Agora, o STA valida que a Resolução não é ilegal e rejeita argumentos de inconstitucionalidade. Assim, o acórdão do STA de 9 de março aplica-se a outros processos cujo pedido é idêntico. Há para já 24 processos dependentes e muitos seguirão a jurisprudência desta ação.

A medida de Resolução tomada pelo BdP dividiu o BES em dois: o banco bom (Novo Banco) e o mau (Banco Espírito Santo). No BES mau ficaram ativos, como, por exemplo, ações e créditos subordinados, cujos detentores são, no âmbito da liquidação, os últimos a receber, se houver algo a receber. Os autores dos processos queriam ser indemnizados pelos prejuízos da Resolução, que julgam ferir a lei e a Constituição.

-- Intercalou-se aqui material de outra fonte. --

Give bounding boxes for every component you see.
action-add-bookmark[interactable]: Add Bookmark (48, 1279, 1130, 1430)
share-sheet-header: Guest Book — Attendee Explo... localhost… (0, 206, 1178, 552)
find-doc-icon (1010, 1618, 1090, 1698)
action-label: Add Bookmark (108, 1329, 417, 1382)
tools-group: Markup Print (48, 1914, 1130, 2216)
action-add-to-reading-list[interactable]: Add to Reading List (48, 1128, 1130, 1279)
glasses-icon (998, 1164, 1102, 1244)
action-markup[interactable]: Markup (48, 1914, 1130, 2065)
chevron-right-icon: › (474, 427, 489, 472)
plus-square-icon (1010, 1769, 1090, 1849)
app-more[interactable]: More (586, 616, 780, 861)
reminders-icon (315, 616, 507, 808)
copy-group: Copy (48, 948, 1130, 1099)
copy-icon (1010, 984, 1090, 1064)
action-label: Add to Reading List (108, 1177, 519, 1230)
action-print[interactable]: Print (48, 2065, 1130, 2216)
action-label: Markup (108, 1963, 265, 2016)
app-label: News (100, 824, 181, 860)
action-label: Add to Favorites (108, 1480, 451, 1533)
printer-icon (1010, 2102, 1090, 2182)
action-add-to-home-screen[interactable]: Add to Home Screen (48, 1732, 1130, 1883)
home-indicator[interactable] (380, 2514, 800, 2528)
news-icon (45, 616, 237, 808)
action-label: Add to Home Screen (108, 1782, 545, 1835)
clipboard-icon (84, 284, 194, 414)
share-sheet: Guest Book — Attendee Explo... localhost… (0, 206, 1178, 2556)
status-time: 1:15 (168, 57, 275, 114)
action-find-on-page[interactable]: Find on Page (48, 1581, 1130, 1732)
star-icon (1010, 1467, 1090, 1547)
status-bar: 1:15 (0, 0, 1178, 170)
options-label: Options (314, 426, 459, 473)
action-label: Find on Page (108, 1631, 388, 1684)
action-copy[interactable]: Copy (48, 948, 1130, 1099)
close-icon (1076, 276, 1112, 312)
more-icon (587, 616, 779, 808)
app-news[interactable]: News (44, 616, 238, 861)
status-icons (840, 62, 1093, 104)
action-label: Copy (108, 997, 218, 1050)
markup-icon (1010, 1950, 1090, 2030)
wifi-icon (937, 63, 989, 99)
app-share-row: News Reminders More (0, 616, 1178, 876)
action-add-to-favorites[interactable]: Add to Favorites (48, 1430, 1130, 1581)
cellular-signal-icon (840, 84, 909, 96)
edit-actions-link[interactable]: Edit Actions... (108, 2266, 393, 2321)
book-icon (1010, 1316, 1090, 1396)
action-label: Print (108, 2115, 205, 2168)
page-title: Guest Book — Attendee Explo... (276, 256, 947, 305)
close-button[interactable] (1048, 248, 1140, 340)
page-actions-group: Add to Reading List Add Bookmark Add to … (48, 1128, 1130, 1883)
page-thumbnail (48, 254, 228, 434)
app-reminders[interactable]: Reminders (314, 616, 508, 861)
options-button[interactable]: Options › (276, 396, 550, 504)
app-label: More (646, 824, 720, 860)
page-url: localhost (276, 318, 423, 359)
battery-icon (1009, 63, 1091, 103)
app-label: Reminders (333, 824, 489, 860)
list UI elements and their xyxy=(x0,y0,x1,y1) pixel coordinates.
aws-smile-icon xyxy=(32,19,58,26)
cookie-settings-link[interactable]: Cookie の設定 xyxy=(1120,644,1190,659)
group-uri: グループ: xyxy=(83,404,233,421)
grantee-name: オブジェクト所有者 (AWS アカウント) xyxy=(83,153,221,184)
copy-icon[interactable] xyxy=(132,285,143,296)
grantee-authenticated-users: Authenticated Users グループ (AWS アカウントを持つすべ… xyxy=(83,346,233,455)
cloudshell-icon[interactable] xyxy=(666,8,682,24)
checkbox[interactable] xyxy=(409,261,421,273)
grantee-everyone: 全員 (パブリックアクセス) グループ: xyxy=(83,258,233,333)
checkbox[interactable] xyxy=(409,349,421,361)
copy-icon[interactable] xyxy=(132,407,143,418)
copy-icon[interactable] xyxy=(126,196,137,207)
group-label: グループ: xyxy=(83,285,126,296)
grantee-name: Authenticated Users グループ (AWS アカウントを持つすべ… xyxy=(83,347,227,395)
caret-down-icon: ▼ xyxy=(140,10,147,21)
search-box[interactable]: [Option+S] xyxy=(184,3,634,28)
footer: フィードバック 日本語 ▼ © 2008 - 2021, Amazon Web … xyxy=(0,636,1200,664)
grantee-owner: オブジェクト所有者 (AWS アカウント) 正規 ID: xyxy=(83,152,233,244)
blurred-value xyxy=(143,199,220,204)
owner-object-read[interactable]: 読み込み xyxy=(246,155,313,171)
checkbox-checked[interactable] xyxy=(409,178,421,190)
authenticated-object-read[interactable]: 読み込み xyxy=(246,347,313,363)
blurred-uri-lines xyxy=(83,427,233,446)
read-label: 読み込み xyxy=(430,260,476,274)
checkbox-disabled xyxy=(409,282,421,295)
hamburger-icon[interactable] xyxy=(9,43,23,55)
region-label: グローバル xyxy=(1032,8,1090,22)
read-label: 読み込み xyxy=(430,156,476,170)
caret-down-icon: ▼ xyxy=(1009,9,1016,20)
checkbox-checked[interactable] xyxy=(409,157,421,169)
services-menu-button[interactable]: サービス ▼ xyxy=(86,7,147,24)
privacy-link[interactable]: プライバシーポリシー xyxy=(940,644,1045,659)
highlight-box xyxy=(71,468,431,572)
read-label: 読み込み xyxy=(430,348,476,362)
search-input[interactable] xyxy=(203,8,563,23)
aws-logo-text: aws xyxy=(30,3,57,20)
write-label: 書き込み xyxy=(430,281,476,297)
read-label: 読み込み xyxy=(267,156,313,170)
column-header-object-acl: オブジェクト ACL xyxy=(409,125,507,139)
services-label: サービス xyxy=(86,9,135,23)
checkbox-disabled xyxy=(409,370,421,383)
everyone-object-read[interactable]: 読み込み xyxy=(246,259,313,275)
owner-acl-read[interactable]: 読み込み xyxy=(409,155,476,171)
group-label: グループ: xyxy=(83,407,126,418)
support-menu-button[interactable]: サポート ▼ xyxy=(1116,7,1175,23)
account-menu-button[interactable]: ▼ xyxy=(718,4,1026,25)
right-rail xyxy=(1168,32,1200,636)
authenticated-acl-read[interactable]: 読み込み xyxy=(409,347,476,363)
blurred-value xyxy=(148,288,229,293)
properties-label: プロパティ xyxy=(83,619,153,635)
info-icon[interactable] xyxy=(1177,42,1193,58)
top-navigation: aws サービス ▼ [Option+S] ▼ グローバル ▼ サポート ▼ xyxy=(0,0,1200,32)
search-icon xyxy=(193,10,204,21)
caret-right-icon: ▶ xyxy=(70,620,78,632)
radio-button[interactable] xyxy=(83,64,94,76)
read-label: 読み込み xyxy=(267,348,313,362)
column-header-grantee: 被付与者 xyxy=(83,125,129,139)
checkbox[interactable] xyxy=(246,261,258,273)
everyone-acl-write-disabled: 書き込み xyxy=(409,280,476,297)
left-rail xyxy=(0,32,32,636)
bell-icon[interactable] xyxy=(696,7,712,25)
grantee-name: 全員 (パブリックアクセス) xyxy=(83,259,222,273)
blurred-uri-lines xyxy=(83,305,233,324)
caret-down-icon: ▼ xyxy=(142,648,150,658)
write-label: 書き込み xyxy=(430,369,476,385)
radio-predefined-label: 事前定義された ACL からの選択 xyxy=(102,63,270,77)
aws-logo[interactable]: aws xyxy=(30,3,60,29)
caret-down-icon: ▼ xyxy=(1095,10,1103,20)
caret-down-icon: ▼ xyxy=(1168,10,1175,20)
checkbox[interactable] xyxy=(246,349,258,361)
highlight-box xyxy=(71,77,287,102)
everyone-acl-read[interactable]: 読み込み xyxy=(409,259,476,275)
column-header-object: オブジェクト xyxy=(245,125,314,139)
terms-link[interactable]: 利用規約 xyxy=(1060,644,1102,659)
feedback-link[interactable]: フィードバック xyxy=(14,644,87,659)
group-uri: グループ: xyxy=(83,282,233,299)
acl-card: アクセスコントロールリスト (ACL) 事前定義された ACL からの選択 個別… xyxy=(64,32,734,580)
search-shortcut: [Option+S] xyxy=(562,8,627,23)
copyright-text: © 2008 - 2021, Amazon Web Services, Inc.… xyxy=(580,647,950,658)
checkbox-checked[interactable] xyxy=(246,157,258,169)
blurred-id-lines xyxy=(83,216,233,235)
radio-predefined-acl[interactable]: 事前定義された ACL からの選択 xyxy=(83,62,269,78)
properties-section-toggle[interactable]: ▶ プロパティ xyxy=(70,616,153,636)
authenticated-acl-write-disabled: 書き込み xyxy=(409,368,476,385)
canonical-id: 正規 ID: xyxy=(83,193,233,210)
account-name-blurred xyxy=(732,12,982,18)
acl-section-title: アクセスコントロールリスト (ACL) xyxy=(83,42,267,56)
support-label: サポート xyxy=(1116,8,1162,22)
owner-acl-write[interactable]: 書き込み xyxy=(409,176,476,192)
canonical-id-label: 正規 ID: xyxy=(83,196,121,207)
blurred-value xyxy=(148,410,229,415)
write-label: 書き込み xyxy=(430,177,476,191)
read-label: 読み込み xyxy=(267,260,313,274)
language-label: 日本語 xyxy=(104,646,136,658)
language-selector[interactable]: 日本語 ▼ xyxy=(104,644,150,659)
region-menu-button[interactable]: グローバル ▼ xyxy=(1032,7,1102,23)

Neste cenário se moveram os acionistas e alguns credores subordinados que, após a resolução, foram para ao BES mau, entre os quais credores subordinados que, um ano depois da medida de resolução, passaram do Novo Banco (NB) para o BES mau – forma de solucionar problemas de capital no NB, que não tinha sido vendido no final de 2015 e tinha de manter-se no mercado.

Depois da intervenção, houve uma avalanche de ações para tentar anular a decisão e, em maio de 2017, o Tribunal Administrativo de Lisboa (TAL) – utilizando o mecanismo de resolução de processos em massa, ao abrigo do Código do Processo nos Tribunais Administrativos – optou por julgar apenas um, entre mais de 20 processos que reclamavam pedidos idênticos: a impugnação da resolução do BES. Foi escolhido o processo mais abrangente para que pudesse haver uma só decisão em relação ao mesmo pedido. O objetivo era evitar decisões contraditórias.

Neste quadro, o juiz do TAL usou um mecanismo que lhe permitiu avançar com um processo, tornando os restantes pendentes da decisão daquele. Poupando tempo e recursos para aplicar a mesma decisão a um conjunto de 24 processos com um único propósito: anular a Resolução. E, na impossibilidade da sua reversão, os interessados queriam ser financeiramente ressarcidos.

O acórdão do TAL dá como totalmente improcedentes as várias inconstitucionalidades invocadas pelos investidores, como a violação da reserva legislativa da AR, a violação do direito de propriedade privada e dos princípios da igualdade e da justa indemnização; e rejeitou as múltiplas ilegalidades imputadas à deliberação, nomeadamente a violação dos princípios da boa-fé, da proteção da confiança e da proporcionalidade, assim como disposições do direito europeu.

Os interessados contestaram a decisão no TACL, cuja decisão chegou a 16 de março de 2019. Nos termos do acórdão, a Resolução é legal e constitucional, pelo que afasta as pretensões do conjunto de acionistas e de credores subordinados do BES – um alívio para o BdP.

Nessa decisão do pleno dos seus 20 juízes, o TACL concluiu que, “perante as circunstâncias em que o BES se encontrava, não havia um cenário alternativo [à Resolução] que não fosse o da liquidação do BES, pois não tinha sequer condições de manter o exercício da atividade, sendo totalmente hipotético e inverosímil qualquer outro cenário que não aquele”.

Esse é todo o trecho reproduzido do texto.